Padat Karya Tingkatkan Lingkungan dan Tumbuhkan Kepedulian Warga
Selain itu, Program Padat Karya juga berkontribusi pada peningkatan kualitas lingkungan.
Program ini menjalankan berbagai kegiatan pembangunan dan perbaikan infrastruktur skala kecil di tingkat kelurahan.
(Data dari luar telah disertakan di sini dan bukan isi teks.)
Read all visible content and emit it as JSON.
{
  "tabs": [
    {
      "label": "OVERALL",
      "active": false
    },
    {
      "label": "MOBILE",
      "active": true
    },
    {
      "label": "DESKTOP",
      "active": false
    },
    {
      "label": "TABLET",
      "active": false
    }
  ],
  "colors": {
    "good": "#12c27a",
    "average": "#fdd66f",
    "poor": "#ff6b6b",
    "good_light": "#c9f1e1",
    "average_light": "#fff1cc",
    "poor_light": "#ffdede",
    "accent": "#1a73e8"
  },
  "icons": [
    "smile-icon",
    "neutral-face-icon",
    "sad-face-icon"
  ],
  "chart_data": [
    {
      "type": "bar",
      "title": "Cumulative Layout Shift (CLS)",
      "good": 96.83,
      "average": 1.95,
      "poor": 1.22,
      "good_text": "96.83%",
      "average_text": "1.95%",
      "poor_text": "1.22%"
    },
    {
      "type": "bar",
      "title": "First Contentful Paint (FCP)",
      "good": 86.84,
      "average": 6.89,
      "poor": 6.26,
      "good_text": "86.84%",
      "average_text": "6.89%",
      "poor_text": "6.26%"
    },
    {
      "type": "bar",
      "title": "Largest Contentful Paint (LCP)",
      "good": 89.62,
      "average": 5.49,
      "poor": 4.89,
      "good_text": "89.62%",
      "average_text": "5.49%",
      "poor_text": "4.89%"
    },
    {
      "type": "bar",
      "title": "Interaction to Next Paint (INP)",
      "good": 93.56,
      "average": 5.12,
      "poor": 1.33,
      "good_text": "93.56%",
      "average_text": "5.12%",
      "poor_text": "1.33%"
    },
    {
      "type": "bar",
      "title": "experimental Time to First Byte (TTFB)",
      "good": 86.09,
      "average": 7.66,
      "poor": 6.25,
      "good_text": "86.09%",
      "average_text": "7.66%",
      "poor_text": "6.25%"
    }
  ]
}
Sehingga program ini dapat menumbuhkan rasa kebersamaan dan kepedulian masyarakat terhadap kondisi di lingkungan sekitarnya.
“Melalui program ini, teh Indri menitikberatkan bahwa pelaksanaan menjaga kualitas kebersihan lingkungan tidak hanya ketika selama program ini berlangsung saja, tetapi harus terus berlanjut,” ujarnya.
Lebih lanjut, Indri Rindani juga mengapresiasi partisipasi aktif warga Kelurahan Cigondewah Rahayu yang terlibat dalam kegiatan tersebut.
Indri menilai kolaborasi antara pemerintah, DPRD, dan masyarakat sangat menentukan keberhasilan Program Padat Karya.
BACA JUGA: Indri Rindani Jelaskan Peran Komisi II DPRD dalam Membangun Kota Bandung
Indri: Atasi Sampah, Banjir, Macet Butuh Gerakan Bersama
Apalagi Kota Bandung saat ini menghadapi permasalahan yang luar biasa yaitu sampah, banjir, dan kemacetan.
Kota ini membutuhkan peran bersama untuk menyelesaikan semua masalah tersebut.
“Oleh karena itu, mari kita mulai bergerak bersama dari tingkat kewilayahan untuk Bandung bisa tumbuh lebih baik,” ucapnya.
Di sisi lain, Indri menegaskan komitmennya untuk terus mendorong program-program pemberdayaan.
Ia memastikan program tersebut bersentuhan langsung dengan kebutuhan masyarakat, salah satunya pertumbuhan ekonomi kerakyatan.
Sehingga ia berharap masyarakat tidak hanya menikmati lingkungan yang lebih bersih, tertata, dan nyaman untuk ditinggali.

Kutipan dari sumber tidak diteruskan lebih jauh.